The crimson majesty of the Northern cardinal
Living in Balance
By Jenipher Appleton
Bird songs tell of spring
We find ourselves in that lovely transition between late winter and early spring, when the sun feels strong yet the nights remain frigid. Stepping outside in the morning yields a diversity of bird songs, whose performers are more actively communicating in response to the imminent spring.
A most noticeable song comes from one of our non-migratory birds – the Northern cardinal (Cardinalis cardinalis). The sound has changed from ‘what cheer, what cheer,’ to a more compelling ‘birdy birdy.’
Regular visitors to the feeder all year long, the cardinals seem extra hungry in the month of March. The male’s brilliant red plumage with his accentuated crest makes a striking contrast to the verdant boughs of a lofty spruce. He sports a black mask and beard with a triangular reddish bill.
An official appointed by the Pope to his council is also called a cardinal. He adorns his robe with a bright red cummerbund. It is likely that the bird is named for the esteemed official, rather than the reverse. Otherwise very similar to the male, the female has olive beige upper parts and buff brown under parts. Both genders are 19-23 cm long.
On a recent late afternoon walk with Fergus, our yellow lab puppy, I spied a male cardinal high in the branches of a sugar maple. He would call ‘birdy birdy’ or ‘teacher teacher.’ This melodic tirade was followed up with a spring variation; a low trill or purring. I soon detected a well-camouflaged female on a lower branch, coyly facing away from the wooing male. Shortly, another male landed on a higher branch from a tree about 50m away. The two males proceeded to make several calls and flitted about the branches, vying for the affection of the female, who remained patiently on her branch. Suddenly one of the males aborted his effort, leaving the couple to pursue their mating ritual. Fergus sat attentively observing the cycle of nature unfolding before us.
Food, territorial males and good parents
Food choices for cardinals include insects, seeds, grains, fruits and snails. They drink sap from holes drilled by sapsuckers and enjoy cracked corn and sunflower seeds at feeders.
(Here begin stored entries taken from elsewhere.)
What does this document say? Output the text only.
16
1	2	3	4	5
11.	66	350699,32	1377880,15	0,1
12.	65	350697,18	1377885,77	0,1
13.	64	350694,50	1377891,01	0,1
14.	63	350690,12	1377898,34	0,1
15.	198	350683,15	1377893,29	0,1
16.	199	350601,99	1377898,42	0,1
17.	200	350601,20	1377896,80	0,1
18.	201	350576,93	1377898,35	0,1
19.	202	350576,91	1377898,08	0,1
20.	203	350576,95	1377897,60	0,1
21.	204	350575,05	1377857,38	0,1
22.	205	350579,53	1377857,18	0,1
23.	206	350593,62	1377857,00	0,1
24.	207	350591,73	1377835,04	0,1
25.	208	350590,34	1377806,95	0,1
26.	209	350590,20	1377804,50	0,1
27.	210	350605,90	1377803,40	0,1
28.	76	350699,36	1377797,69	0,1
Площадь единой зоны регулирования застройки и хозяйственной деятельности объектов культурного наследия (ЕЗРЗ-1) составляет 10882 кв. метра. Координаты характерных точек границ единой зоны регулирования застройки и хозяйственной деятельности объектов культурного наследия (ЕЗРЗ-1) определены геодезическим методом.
The male cardinal is willing to fight other birds to defend his territory and has been known to attack his own reflection in windows, car mirrors or other shiny surfaces. This behaviour has caused the deaths of many territorial males. More than once I have scooped up the sad remains of a brilliant male cardinal beneath the drive shed window.
Northern cardinals are monogamous and the male feeds the female while she is incubating the eggs. The fledglings are fed by both sexes. The male will continue to feed and tend the original brood while the female begins the incubation of a second clutch. The cardinal is often host to the hatchlings of the cowbird who has the nasty habit of laying its eggs in the nests of other birds (the height of laziness). All members of the cowbird family are classed as ‘brood parasites’ and the female lays between 10 and 36 eggs per year. That’s a lot of giving up for adoption. The cardinal proceeds to diligently raise its own young along with those of the cowbird. Any predictions as to which offspring wins the fledgling beauty contest?